I guess it comes down to a fundamental difference in political belief. I think that left to our own devices, without a government to help us organize and pool our resources, our society would never advance or mature. I think the private sector is very poor at providing health care, and a Canadian/European style system would be an improvement.
In the capitalist model, it is supposed that eventually competition will produce one or two "top" providers of health care. All the HMOs in the country will eventually merge or be purchased, eventually giving us something like the "Walmart" of health care, the single HMO. I would support this scenario because it would be more efficient, but I am worried that a free-market for healthcare won't ever give us something as good as say, the Canadian system. Should we just keep experimenting for the next hundred years with free-market healthcare, constantly with a gigantic pool of uninsured and underinsured families costing the system even more?
I'm just going to point out that you clearly do not understand the capitalist "model." What exists today in the US (or every other "capitalist" country for that matter) is NOT capitalism. In true capitalism, the market sets prices, sets providers, and regulates wages. The government exists to provide defense and enforce contracts legitimately agreed upon by private entities. In a true free market system, there is no pool of anything costing anyone anything, because no on has the ability to cost anyone anything without that cost being agreed upon by the individual bearing it.
What passes for "capitalism" today is actually a very dangerous hybrid of concepts. Government regulation discourages competition and promotes size as a way of compliance with regulation. If you've ever attempted to run a small business, you'll understand. Corporate welfare, as well as private welfare, is in clear violation of true capitalism. The recent US $600 billion bailout is clear and convincing evidence that our government is actively supportinig inefficient business and thus directly competing against other businesses. This is clearly NOT capitalism.

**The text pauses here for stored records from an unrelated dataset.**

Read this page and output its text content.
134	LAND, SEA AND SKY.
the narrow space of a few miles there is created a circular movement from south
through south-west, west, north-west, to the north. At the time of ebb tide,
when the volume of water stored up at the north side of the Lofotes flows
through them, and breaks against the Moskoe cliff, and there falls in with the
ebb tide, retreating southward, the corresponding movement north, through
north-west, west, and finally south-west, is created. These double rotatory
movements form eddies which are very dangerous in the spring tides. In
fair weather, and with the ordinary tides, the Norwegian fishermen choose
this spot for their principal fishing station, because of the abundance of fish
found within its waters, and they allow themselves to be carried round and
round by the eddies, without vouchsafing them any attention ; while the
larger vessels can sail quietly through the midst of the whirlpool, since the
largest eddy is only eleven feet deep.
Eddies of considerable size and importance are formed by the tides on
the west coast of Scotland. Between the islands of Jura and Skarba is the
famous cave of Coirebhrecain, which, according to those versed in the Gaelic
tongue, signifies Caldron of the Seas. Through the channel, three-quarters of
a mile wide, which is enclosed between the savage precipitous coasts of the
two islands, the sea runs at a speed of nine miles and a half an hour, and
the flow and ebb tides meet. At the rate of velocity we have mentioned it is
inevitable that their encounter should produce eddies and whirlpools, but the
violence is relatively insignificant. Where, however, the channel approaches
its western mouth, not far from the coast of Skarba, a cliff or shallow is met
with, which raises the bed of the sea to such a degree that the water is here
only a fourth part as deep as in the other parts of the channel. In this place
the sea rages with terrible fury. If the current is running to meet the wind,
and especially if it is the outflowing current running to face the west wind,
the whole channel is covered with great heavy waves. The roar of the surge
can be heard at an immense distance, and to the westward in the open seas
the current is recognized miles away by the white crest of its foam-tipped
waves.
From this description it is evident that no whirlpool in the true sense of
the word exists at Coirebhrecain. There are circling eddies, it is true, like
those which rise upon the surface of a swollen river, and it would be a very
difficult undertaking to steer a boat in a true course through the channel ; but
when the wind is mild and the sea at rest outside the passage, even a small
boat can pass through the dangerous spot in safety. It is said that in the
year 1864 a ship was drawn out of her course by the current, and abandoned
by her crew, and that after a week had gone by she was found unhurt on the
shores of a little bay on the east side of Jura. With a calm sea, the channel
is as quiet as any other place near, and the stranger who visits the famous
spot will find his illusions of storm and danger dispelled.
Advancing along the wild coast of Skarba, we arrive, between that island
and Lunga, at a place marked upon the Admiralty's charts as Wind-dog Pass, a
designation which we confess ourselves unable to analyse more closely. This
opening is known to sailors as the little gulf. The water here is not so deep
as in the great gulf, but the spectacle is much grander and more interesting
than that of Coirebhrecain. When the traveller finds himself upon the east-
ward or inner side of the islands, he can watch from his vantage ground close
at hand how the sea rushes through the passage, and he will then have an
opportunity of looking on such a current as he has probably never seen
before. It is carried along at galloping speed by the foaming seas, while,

True capitalism does NOT necessarily lead to one or two giants owning the market. Partial socialism leads to that. Even in the current environment however, Walmart is the largest retailer but is CLEARLY not the only retailer. If I want to buy a can of soda, I can get it cheapest at Walmart, most conveniently at the convenience store, most efficiently with my food shopping at the supermarket. I can get it in a cup at a local restaurant. I can get it at the gas station. I can get it almost anywhere. My choices are so boundless, and it is so cheap, that I don't even think about it. Walmart is huge because it is the most efficient at lowering prices. It hasn't killed the other options.
You speak of healthcare as though no one has ever tried it without huge amounts of meddling. This is simply not true. In the US, in the 1960s before the advent of Medicare, healthcare WAS largely a free market enterprise. At the time, it was 6% of GDP, virtually everone had a personal physician, and our life expectancy was on top of the world. The original proponents of Medicare argued not that seniors weren't covered, but that many were covered through charity. Feel free to read all of the news reports from the time about the system hurting the feelings of elderly persons by being "charity cases," and the government deciding to fix it by creating an entitlement. It had nothing to do with lack of coverage. Also, before the regulations and malpractice climate became so stifling, there were numerous charity hospitals and locally funded county hospitals that took all comers, and no EMTALA, universal healthcare, federal payers were necessary.